San Francisco Giants v Philadelphia Phillies

Last week, we talked about hitters that had problems with particular pitches. The quintessential Pedro Cerrano / Jobu / Curveball situation. “He can’t hit that.”

Then SABR threw a party called the Saber Seminar in Boston and all sorts of nerdery broke loose. One presentation was by SABR president Vince Gennaro. He put forth the idea that lineups could be better constructed if we knew how players did against similar pitchers. By using pitcher similarity scores, we could group certain pitchers by things like pitch repertoire, fastball velocity, release point, swinging strike percentage and zone percentage.

To some extent, this is already in practice today. Dan Straily admitted to me in an interview that his hitting coach finds him similar pitchers so that he can see how hitters did against other starters with his sort of arsenal. (He wouldn’t tell me which pitchers those were.) Just this week, Justin Masterson admitted to me that he watches A.J. Burnett starts sometimes to see how hitters fare against someone with his sort of (three-pitch) arsenal, and how Burnett attacks those hitters back. So the pitchers know about these groupings, at least.

Gennaro’s point was that we can use this idea to help managers better set their lineups. The flip side of the same coin, perhaps.

And though Gennaro’s numbers are way more advanced than what I can replicate for this week’s article, it did jog my memory back to last week, when we were talking about using pitch type values to find players with bad results against a certain pitch.

The argument against pitch type values, to recap, is that you don’t know what the pitch *before* the pitch in question looked like. Chris Archer‘s changeup is not very good, but his fastball is sexcellent and his slider breaks bats. His changeup probably gets a few people looking at strike three, or out in front on a ground ball even if it isn’t very good. That might be why Archer’s changeup had a (small sample) positive pitch type value last year. And it’s also why pitch type values rate R.A. Dickey‘s 81 mph fastball as his best pitch — and, in some years, one of the best fastballs in the game.

But zoom out, and say “how does this guy do against all changeups,” and you might still get some interesting — and believable — values. We learned, for instance, that Pedro Alvarez is not that bad against changeups (he hits them far when he hits them), but that maybe Gerardo Parra is still not great against changeups.

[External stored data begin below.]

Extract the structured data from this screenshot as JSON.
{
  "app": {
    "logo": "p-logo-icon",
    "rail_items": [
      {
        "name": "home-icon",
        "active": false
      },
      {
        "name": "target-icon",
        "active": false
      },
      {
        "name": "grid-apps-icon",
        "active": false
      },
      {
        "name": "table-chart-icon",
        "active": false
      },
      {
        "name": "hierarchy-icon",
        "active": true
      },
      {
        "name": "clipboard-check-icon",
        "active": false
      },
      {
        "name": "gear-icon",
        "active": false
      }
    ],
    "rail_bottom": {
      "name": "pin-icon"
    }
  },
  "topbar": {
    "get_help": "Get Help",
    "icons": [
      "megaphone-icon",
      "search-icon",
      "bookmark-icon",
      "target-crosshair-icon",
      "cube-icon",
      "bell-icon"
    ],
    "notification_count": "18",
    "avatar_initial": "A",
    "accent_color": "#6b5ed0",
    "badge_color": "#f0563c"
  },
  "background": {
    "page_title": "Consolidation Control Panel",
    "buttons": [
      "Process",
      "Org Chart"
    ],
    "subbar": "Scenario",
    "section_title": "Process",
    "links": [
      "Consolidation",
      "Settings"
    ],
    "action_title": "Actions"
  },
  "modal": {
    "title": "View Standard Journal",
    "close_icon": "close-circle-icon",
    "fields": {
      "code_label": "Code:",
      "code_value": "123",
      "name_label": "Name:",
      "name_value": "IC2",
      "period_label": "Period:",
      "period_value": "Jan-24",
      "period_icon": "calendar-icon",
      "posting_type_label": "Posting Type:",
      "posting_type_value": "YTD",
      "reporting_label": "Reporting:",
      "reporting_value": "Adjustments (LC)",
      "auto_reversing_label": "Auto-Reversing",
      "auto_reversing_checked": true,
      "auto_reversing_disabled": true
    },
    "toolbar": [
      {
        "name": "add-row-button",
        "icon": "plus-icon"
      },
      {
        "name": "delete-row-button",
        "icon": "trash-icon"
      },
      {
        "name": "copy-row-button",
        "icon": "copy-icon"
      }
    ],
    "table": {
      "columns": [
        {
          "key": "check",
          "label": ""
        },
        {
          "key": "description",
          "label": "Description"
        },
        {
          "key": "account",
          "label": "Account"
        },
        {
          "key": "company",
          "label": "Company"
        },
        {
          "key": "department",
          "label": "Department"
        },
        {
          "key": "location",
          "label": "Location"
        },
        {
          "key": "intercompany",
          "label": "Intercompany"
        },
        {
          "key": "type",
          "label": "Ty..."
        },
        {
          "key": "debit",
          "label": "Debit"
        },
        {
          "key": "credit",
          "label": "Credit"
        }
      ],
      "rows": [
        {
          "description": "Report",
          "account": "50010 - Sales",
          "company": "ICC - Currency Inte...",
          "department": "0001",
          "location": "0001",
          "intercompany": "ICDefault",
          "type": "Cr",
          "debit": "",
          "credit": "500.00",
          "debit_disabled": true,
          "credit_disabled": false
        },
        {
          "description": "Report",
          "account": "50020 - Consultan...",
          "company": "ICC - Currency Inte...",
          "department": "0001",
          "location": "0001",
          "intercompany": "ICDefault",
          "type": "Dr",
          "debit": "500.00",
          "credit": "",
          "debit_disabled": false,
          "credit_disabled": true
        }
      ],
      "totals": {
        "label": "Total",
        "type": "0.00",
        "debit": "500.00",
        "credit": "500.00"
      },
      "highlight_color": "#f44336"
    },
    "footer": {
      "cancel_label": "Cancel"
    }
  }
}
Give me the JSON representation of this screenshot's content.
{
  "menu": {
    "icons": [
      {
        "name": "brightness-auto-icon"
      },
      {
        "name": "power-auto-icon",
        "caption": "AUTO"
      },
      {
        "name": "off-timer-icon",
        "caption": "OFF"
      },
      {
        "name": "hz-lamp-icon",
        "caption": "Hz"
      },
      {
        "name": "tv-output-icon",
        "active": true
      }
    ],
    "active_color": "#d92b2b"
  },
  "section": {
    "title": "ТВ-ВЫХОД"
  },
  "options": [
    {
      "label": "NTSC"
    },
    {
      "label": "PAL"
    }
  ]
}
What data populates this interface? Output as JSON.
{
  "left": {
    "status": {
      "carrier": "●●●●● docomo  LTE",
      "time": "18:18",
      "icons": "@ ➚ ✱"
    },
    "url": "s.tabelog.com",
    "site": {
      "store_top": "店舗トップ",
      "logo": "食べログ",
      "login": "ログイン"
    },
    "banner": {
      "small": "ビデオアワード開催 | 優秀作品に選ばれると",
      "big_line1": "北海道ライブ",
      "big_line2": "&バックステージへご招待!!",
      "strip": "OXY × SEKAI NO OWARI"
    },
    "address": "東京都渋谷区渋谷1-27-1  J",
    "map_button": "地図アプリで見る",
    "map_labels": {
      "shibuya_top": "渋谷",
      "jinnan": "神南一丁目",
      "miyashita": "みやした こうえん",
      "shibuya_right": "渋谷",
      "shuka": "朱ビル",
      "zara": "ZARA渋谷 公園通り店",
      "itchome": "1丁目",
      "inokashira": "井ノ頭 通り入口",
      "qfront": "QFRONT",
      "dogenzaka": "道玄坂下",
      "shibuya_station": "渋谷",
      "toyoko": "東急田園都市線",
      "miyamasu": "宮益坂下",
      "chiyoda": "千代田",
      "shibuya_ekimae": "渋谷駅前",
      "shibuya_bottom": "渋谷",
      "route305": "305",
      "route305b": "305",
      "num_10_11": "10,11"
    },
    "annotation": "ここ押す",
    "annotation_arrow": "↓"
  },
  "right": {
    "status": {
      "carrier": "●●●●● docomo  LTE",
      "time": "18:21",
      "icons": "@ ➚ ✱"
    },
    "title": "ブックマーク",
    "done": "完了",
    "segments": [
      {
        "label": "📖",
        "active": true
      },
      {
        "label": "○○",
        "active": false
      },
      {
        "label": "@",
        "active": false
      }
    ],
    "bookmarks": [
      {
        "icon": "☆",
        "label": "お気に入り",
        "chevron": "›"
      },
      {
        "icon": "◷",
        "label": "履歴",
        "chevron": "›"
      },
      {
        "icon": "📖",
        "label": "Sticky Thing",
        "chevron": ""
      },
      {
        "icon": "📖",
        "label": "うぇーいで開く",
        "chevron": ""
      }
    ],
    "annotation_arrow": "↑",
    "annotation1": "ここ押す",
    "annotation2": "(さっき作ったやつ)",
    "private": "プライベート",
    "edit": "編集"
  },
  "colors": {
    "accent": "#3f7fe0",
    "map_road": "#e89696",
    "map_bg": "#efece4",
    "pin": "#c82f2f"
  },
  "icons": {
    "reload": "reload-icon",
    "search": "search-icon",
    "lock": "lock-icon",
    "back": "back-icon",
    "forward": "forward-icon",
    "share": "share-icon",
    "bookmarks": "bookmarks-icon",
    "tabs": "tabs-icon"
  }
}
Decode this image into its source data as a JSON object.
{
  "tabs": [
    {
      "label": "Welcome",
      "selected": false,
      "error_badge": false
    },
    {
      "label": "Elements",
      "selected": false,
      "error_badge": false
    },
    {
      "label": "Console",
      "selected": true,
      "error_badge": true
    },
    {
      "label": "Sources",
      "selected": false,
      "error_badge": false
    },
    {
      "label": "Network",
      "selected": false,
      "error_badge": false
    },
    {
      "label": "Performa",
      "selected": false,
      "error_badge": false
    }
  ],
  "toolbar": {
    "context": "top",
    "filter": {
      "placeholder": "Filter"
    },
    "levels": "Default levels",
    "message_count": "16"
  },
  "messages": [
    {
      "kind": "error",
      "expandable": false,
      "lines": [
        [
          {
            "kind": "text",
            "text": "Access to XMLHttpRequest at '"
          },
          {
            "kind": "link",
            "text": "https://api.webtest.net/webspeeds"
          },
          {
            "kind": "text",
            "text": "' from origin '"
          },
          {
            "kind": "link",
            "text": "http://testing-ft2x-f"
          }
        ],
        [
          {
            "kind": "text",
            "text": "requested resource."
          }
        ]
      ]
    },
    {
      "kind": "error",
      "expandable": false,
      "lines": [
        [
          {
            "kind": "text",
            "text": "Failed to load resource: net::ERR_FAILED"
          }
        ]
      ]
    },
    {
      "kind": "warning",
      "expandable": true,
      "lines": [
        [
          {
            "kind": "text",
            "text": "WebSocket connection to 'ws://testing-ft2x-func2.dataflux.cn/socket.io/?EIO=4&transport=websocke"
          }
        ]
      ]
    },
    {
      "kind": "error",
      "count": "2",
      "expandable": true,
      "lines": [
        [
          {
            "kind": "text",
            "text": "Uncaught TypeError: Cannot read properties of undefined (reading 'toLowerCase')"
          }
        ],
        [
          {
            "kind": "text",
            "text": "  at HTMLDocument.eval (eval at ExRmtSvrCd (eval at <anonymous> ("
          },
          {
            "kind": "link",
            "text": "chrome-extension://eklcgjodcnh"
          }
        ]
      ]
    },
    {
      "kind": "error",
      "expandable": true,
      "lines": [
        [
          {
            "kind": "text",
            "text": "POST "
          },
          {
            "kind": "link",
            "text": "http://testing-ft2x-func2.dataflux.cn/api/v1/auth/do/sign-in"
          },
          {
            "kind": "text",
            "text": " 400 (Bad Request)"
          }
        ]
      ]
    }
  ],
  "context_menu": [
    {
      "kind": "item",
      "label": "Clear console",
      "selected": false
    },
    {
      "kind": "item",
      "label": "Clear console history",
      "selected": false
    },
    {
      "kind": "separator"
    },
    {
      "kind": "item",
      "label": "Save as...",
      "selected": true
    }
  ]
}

How bad does that make Gerardo Parra against a pitcher with a great changeup? Even the heaviest changeup users throw the pitch less than 40% of the time, giving a player like Parra plenty of chances to swing at something that isn’t a changeup.

So: take the top 20 pitchers by changeup pitch type values. These are your Good Changeup Pitchers, for better or for worse. It’s okay, Cole Hamels is at the top of the list with Felix Hernandez, Hyun-Jin Ryu and David Price, the list passes the sniff test. Now take the 20 worst hitters by changeup pitch type values.

How do those hitters fare against those pitchers?

This is a surprisingly hard query to run, so I had to get a little help from my friend Jeff Zimmerman. And then I had to run some pivot tables, and then I had to actually comb through 2000+ lines of data one last time. And the results are so tiny:

Group AVG OBP SLG
Bad Changeup Hitters, vs All Pitchers, This Year .257 .324 .410
Bad Changeup Hitters vs Good Changeup Pitchers, This Year .248 .311 .398

I’ll hold for the applause.

Considering that the league is hitting .254/.318/.398, this isn’t a terrible finding. Across more than 3400 plate appearances this year, a good changeup pitcher can turn a bad changeup hitter who is otherwise better than league average into a worse-than-league-average hitter. It’s how Alex Gordon — normally a league average whiffer — has struck out 31 times this year against Justin Verlander and Chris Sale combined (and five times against Ubaldo Jimenez). It’s the kind of thing that’s worth pursuing in order to get that extra two percent that wins you games.

And it’s also a minor score for pitch type values. We used something that was pitch-specific, but by zooming back out to all at-bats between these two groups, we avoided some of the pitfalls of sequencing. Many of the outs in the batting lines above were on fastballs, and many of the hits were on changeups.

But that doesn’t matter. A bad changeup hitter against a pitcher with a good changeup takes a serious ding. As every old-school scout could have probably told us without the hours of SQL work and the eye-crossing excel sheets.